ENVIRONMENT
In those States in which ethnic, religious or linguistic minorities exist, persons belonging to such minorities shall not be denied the right, in community with the other members of their group, to enjoy their own culture, to profess and practise their own religion, or to use their own language.
- Every human being has the inherent right to life. This right shall be protected by law. No one shall be arbitrarily deprived of his life.
- In countries which have not abolished the death penalty, sentence of death may be imposed only for the most serious crimes in accordance with the law in force at the time of the commission of the crime and not contrary to the provisions of the present Covenant and to the Convention on the Prevention and Punishment of the Crime of Genocide. This penalty can only be carried out pursuant to a final judgement rendered by a competent court.
- When deprivation of life constitutes the crime of genocide, it is understood that nothing in this article shall authorize any State Party to the present Covenant to derogate in any way from any obligation assumed under the provisions of the Convention on the Prevention and Punishment of the Crime of Genocide.
- Anyone sentenced to death shall have the right to seek pardon or commutation of the sentence. Amnesty, pardon or commutation of the sentence of death may be granted in all cases.
- Sentence of death shall not be imposed for crimes committed by persons below eighteen years of age and shall not be carried out on pregnant women.
- Nothing in this article shall be invoked to delay or to prevent the abolition of capital punishment by any State Party to the present Covenant.
1. No one shall be subjected to arbitrary or unlawful interference with his privacy, family, home or correspondence, nor to unlawful attacks on his honour and reputation.
2. Everyone has the right to the protection of the law against such interference or attacks.
Campo Agua’e Indigenous Community v Paraguay (HRC)

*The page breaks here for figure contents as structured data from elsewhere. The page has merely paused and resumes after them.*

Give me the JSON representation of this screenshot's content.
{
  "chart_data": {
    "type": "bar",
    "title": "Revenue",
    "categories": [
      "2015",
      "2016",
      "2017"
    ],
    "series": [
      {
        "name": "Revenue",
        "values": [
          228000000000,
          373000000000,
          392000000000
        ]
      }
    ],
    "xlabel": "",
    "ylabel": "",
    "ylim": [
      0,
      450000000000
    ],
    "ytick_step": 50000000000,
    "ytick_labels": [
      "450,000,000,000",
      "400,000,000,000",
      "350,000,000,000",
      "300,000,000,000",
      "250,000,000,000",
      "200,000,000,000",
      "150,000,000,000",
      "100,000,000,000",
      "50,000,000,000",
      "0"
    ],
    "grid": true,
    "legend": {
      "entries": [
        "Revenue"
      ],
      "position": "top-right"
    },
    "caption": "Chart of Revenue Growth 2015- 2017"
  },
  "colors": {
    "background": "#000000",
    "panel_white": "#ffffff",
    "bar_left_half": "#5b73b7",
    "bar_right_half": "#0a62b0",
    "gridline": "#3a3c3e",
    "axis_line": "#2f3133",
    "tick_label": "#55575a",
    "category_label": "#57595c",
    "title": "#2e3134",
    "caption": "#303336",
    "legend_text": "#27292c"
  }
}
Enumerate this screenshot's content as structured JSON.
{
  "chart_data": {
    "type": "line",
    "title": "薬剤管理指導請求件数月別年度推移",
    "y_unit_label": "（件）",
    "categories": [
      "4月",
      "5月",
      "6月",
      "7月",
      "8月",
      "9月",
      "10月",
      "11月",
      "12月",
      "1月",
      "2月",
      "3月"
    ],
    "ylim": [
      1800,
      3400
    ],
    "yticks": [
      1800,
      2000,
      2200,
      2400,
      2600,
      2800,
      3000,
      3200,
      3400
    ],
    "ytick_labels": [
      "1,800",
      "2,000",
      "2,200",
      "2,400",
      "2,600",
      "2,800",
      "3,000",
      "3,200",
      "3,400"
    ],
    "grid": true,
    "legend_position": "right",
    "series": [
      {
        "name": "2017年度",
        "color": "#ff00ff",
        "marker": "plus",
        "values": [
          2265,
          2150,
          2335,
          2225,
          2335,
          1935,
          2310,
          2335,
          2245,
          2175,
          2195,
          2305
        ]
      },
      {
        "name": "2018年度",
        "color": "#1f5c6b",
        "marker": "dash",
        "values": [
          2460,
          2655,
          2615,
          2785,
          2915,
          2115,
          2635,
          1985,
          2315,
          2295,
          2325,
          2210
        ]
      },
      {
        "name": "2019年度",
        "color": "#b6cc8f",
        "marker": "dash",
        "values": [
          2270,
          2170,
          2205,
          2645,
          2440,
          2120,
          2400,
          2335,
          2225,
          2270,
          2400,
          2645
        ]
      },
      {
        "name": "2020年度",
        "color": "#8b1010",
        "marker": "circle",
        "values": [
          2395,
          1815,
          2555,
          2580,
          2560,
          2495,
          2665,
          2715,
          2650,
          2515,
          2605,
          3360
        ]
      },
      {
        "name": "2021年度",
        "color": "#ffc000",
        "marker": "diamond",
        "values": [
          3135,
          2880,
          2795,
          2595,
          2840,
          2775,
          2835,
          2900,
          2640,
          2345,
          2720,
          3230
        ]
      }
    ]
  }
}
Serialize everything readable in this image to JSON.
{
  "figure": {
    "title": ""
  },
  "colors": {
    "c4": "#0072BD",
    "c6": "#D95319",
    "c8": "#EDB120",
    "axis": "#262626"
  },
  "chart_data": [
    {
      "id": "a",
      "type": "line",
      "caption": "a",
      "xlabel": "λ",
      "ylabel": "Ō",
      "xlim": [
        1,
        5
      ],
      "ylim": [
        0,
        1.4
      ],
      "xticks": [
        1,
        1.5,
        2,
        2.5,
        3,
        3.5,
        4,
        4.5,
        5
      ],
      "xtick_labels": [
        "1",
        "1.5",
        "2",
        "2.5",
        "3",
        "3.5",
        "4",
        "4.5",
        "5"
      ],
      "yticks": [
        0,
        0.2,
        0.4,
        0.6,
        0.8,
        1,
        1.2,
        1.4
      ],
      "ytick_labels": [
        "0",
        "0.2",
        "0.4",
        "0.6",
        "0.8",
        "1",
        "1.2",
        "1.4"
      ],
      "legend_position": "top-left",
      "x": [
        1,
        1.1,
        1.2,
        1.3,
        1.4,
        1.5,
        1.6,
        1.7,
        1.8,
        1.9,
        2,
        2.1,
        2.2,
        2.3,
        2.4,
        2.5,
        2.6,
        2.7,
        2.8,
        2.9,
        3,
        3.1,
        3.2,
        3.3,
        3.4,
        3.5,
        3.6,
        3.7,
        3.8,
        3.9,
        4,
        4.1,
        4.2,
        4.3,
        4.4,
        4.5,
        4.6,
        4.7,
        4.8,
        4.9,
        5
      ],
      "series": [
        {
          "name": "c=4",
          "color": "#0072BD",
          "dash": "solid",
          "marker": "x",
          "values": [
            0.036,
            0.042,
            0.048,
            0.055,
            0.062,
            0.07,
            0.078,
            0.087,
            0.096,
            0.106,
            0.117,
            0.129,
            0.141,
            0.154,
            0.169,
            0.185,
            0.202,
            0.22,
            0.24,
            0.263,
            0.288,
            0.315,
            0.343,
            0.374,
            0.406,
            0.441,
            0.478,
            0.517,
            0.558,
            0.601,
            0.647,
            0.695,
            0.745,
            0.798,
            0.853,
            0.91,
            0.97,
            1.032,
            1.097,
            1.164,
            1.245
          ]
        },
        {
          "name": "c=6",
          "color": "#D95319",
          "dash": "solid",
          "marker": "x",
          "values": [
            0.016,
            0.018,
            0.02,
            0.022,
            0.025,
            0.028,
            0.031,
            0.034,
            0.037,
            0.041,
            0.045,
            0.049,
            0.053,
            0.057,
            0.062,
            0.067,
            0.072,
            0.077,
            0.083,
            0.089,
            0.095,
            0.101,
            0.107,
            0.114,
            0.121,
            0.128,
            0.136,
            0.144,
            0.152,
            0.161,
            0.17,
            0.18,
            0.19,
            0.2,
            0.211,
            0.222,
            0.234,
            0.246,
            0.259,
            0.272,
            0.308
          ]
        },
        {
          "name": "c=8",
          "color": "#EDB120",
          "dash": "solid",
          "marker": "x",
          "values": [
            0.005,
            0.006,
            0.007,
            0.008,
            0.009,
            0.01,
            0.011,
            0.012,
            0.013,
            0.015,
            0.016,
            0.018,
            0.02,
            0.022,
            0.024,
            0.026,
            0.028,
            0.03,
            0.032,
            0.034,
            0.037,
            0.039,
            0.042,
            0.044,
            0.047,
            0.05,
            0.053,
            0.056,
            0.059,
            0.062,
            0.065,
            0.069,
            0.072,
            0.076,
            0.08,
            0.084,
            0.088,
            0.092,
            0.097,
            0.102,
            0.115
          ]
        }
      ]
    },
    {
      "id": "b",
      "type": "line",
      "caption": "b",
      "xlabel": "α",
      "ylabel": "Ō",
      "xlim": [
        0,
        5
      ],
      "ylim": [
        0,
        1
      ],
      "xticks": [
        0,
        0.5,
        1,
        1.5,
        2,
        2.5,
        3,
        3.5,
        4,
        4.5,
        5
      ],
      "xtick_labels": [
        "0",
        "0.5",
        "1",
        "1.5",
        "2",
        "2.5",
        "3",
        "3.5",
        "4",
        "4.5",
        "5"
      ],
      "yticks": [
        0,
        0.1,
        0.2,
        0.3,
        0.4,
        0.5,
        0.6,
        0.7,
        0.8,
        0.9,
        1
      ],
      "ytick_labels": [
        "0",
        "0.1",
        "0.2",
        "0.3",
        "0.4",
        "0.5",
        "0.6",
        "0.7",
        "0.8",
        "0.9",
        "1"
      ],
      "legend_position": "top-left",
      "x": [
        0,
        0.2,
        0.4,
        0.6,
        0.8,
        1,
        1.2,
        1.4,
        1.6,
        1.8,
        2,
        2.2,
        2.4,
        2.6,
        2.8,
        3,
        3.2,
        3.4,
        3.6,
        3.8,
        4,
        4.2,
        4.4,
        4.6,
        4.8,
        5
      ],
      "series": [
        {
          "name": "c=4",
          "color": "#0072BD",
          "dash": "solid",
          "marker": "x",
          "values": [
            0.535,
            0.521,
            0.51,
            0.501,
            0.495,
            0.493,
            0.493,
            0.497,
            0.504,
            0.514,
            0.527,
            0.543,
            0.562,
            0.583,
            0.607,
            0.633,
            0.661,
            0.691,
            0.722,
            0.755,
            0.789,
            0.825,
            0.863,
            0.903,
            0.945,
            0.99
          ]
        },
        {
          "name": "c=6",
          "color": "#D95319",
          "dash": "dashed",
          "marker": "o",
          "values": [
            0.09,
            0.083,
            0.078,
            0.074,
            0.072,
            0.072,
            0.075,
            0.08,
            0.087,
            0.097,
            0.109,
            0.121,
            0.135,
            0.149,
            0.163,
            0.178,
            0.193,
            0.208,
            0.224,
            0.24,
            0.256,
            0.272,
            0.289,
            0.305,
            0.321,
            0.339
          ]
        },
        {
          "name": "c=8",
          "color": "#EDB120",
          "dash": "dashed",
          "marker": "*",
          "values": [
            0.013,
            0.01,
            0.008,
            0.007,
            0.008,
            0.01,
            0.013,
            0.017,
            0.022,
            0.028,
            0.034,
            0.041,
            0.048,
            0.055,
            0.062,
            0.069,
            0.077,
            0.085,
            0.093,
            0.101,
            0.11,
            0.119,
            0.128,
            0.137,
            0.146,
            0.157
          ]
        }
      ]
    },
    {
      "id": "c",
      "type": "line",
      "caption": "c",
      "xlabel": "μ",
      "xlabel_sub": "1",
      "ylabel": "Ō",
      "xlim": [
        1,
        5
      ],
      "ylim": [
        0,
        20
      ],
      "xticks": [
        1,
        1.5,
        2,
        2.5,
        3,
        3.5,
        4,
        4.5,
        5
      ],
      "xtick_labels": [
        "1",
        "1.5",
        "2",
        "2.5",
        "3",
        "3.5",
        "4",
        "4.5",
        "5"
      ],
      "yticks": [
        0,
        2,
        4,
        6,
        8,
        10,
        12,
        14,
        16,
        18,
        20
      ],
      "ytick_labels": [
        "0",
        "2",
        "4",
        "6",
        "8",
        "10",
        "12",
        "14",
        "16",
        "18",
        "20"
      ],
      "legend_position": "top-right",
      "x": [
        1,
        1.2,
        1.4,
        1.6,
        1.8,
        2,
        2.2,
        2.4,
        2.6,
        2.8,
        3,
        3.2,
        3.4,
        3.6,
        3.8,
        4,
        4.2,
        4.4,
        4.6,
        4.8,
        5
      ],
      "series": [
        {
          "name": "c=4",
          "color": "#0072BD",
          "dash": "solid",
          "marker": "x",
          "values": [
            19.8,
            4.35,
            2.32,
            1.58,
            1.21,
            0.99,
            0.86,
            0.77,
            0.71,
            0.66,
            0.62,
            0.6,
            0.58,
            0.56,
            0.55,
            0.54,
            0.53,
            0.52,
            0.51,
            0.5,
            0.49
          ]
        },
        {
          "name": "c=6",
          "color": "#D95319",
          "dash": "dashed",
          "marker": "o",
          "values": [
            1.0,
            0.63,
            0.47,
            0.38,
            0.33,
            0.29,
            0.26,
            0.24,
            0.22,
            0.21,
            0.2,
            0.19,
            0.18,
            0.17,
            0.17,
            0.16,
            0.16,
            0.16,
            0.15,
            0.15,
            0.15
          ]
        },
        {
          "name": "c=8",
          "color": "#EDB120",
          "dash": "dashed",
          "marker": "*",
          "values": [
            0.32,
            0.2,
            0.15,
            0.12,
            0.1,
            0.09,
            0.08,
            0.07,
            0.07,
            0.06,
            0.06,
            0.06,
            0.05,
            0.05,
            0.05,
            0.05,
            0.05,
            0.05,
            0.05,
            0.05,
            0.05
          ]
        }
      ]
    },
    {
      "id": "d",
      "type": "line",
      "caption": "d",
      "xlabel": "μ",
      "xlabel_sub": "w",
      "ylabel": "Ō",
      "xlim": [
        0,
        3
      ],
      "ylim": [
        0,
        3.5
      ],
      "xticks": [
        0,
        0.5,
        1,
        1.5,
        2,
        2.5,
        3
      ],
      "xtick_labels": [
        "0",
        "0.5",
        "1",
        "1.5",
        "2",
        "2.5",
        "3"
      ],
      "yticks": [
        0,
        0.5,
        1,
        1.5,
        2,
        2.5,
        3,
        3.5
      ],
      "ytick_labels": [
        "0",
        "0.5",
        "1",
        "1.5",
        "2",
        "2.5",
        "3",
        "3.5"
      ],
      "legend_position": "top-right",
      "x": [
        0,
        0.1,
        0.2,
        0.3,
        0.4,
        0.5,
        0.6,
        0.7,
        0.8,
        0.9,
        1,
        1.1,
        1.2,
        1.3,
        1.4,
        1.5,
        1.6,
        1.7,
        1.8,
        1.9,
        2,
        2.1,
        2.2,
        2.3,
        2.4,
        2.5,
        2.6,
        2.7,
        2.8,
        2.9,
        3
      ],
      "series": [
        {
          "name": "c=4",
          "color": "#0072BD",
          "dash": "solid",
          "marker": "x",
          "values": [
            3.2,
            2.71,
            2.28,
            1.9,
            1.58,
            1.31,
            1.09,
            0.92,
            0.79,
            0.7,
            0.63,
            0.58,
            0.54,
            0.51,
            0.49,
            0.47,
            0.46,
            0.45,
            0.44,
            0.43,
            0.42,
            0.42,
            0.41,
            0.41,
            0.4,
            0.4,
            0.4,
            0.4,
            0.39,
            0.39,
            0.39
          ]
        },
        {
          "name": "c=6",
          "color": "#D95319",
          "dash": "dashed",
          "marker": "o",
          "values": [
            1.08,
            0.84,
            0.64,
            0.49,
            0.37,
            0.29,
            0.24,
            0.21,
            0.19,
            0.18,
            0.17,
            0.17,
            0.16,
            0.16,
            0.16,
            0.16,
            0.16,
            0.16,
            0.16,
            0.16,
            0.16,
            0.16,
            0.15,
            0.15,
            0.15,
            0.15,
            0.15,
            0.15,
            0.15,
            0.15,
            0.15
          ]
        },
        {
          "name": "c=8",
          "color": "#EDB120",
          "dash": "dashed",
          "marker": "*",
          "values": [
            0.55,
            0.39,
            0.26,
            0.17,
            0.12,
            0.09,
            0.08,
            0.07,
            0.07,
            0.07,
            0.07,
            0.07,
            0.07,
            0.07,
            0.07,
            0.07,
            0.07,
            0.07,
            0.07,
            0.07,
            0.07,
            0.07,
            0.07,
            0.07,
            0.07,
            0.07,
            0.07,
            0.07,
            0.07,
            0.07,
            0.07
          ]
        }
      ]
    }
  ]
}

Environmental damage can be a central component of communications despite the absence of express protections for the environment in UN human rights treaties. In Campo Agua’e Indigenous Community v Paraguay (2022),176the Human Rights Committee found that Paraguay’s failure to prevent and control the toxic contamination of traditional lands, due to the intensive use of pesticides by nearby commercial farms, violated the Indigenous community’s Article 17 right to family life and home. The communication noted how the lack of State oversight of the agricultural activity at the source of the pollution ‘poisoned their waterways, destroyed their subsistence crops, killed their livestock, caused the mass extinction of fish, bees and prey and triggered health problems’.177 It further referenced the authors’ rights under Article 27, whereby the serious environmental damage caused by the fumigation had severe repercussions amounting to a negation of the community’s right to enjoy their culture. The disappearance of the natural resources needed for their subsistence threatened ancestral practices in the areas of hunting, fishing, woodland foraging and Guarani agroecology, thus leading to the loss of traditional knowledge. More specifically, ceremonial aspects of baptism (mitakarai) were no longer practised owing to the disappearance of the materials from the forest needed to build the dance houses (jerokyha), of the avati para variety of corn with which they made the liquor (kagui) that constitutes a fundamental sacred ritual in the ceremony, and of the wax used to make the ceremonial candles due to the mass extinction of forest bees (jatei).178 The loss of this ceremony had left children without a rite crucial to strengthening their cultural identity, and the last religious leaders (oporaiva) had been left without apprentices, threatening the preservation of the community’s cultural identity.179
The Committee recalled that, in the case of Indigenous peoples, the enjoyment of culture may relate to a way of life which is closely associated with territory and the use of its resources, including such traditional activities as fishing or hunting. Thus, the protection of this right is directed towards ensuring the survival and continued development of the cultural identity.180 It found that Article 27, ‘interpreted in the light of UNDRIP, enshrines the inalienable right of Indigenous peoples to enjoy the territories and natural resources that they have traditionally used for their subsistence and cultural identity’.181 The Committee found there to be a violation by the State party of Articles 17 and 27 of the Covenant. A concurring opinion criticised the decision for not engaging also the right to life. It held: ‘Some of these claims were presented by the authors and examined under Article 27 of the Covenant, which is an important step. Nevertheless, we consider that the serious consequences of the massive use of pesticides are imperfectly covered by this provision’, which should also have led to a violation of Article 6.182
176 UN Doc. CCPR/C/132/D/2552/2015 (2022).
177 Ibid para 8.2.
178 Ibid para 8.5.
179 Ibid.
180 Ibid para 8.6.
181 Ibid.
182 Ibid, Joint opinion of Committee members Arif Bulkan, Vasilka Sancin and Hélène Tigroudja (concurring), para 7.